Re: How are these devices accessed from the internet though?
That's the million dollar question. Answers on a post card please.
The problem as I see it is :
1. Bad marketing ideas - Web enabled printing; The IoT fridge (or IoT anything for that matter, they are just decides); the remotely controllable CCTV devices.
2. Marketing companies keeping up with the other vendors who "already have a product" so their engineers can do it, why can't we ?
3. Users are completely clueless when it comes to anything with technology, other than showing off with "look what I just got" type statements.
4. The lack of any standards or accountability for any of the cruft that people chuck into the market. Who suffered the most following last weeks issue - Dyn customers / unrelated companies, or the vendors who made the vulnerable junk ??
5. We can't even get electrically safe chargers that don't electrocute people or batteries that don't catch fire when being charged, so what hope is there of more complex things like entire computers with changing hardware components and stacks of protocols that make up their inner workings.
6. Corporate greed. Companies want our cash and dangle shiny stuff in front of us for unbelievably low prices
7. User stupidity - people look at the previous point and reason along the lines of "Well, they are selling it, so it MUST be OK since SOMEONE must be making sure they stick to the standards right ?"
8. The race to make the next big thing. (company : 1. Make Device, 2 ..... 3. Profit !!)
9. Doing it properly costs in terms of time and makes the products more expensive, hence they do not compete with the tat vendors in the same market place, hence they cut corners until its the absolutely cheapest they can get it to.
To fix the problems, I think that we need :
1. Mandatory standards, a bit like we have for cars - Scratch that, Dieselgate, didn't work), er, Electronic safety like CE approval (Conformite Europeene) - Scratch that, China Export made a mockery of that), We still need standards, but they need teeth and those who bend the rules or ignore them need to be held accountable.
2. Vendors need to be accountable for their products for a long period, e.g. 5-10 years, so it costs them in terms of recalls, replacements and penalties. It needs to be cheaper for them to do it right, not do it cheap and nasty. The car market is a good example of this, but it needs to apply to other devices too.
3. Customers need to be selective on what they buy - buy good things, not random junk
4. Customers need to be able to easily see whats going out of their house and can turn off things that they don't want. WiFi on my fridge - nope. CCTV remote access - Nope. Win 10 slurp, etc.

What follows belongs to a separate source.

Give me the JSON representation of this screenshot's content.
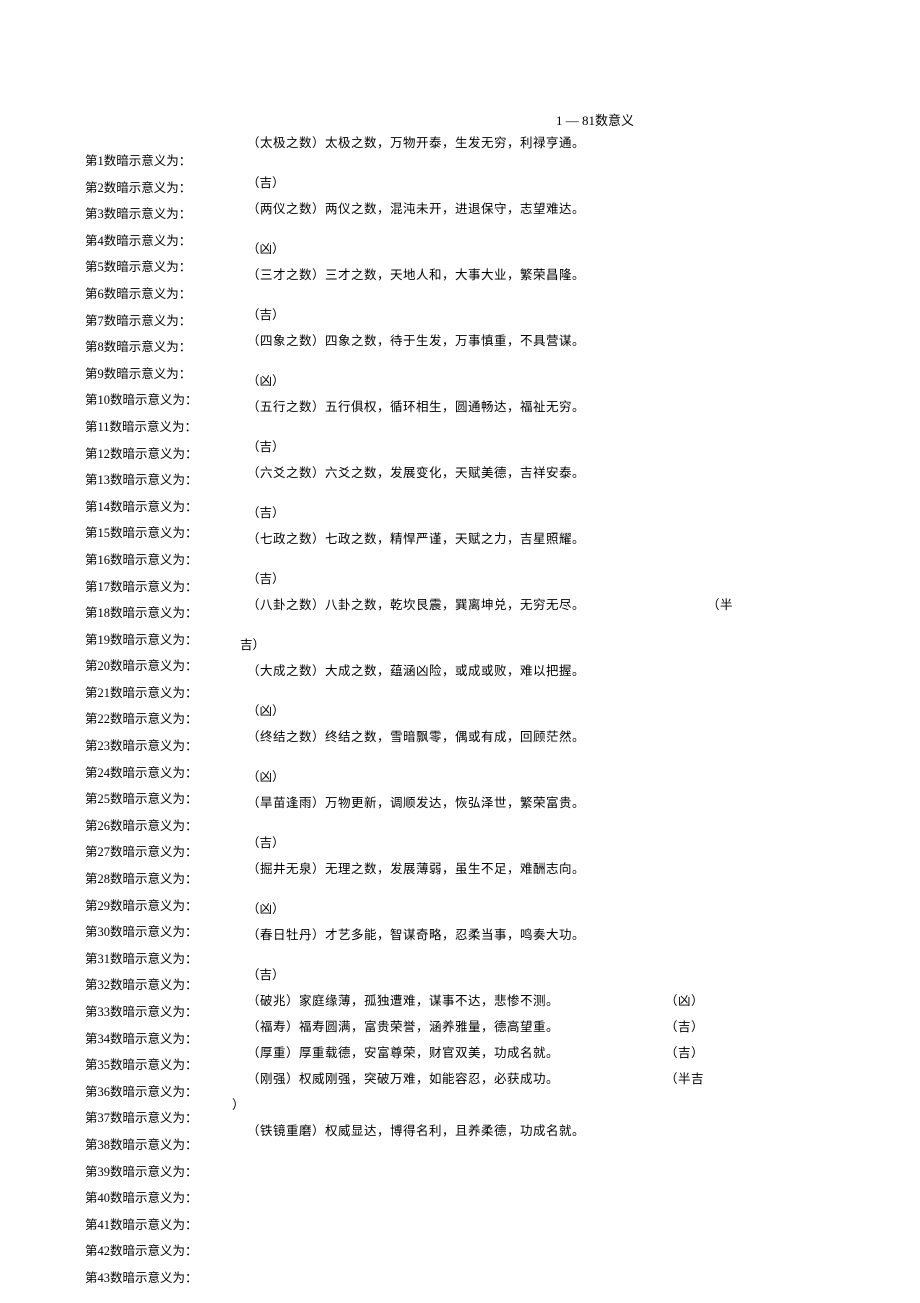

5. Anyone, without impunity have a crack at any device, since it should be secure. If they find a vulnerability, the need a way of registering these to a world-wide entity with teeth. The manufacturer has to pay the person who found the vulnerability an amount based on the severity and number of units sold. The manufacturer has to resolve the issue and make it available to customers for free. This makes a market from securing devices and makes manufacturers accountable for compliance with security and standards. Obviously things like the DMCA that makes it illegal to reverse engineer something would need a clean up, but that's small detail, since bad guys ignore it already. This also makes it more likely that the gifted people who can find their way into devices make money legally from it.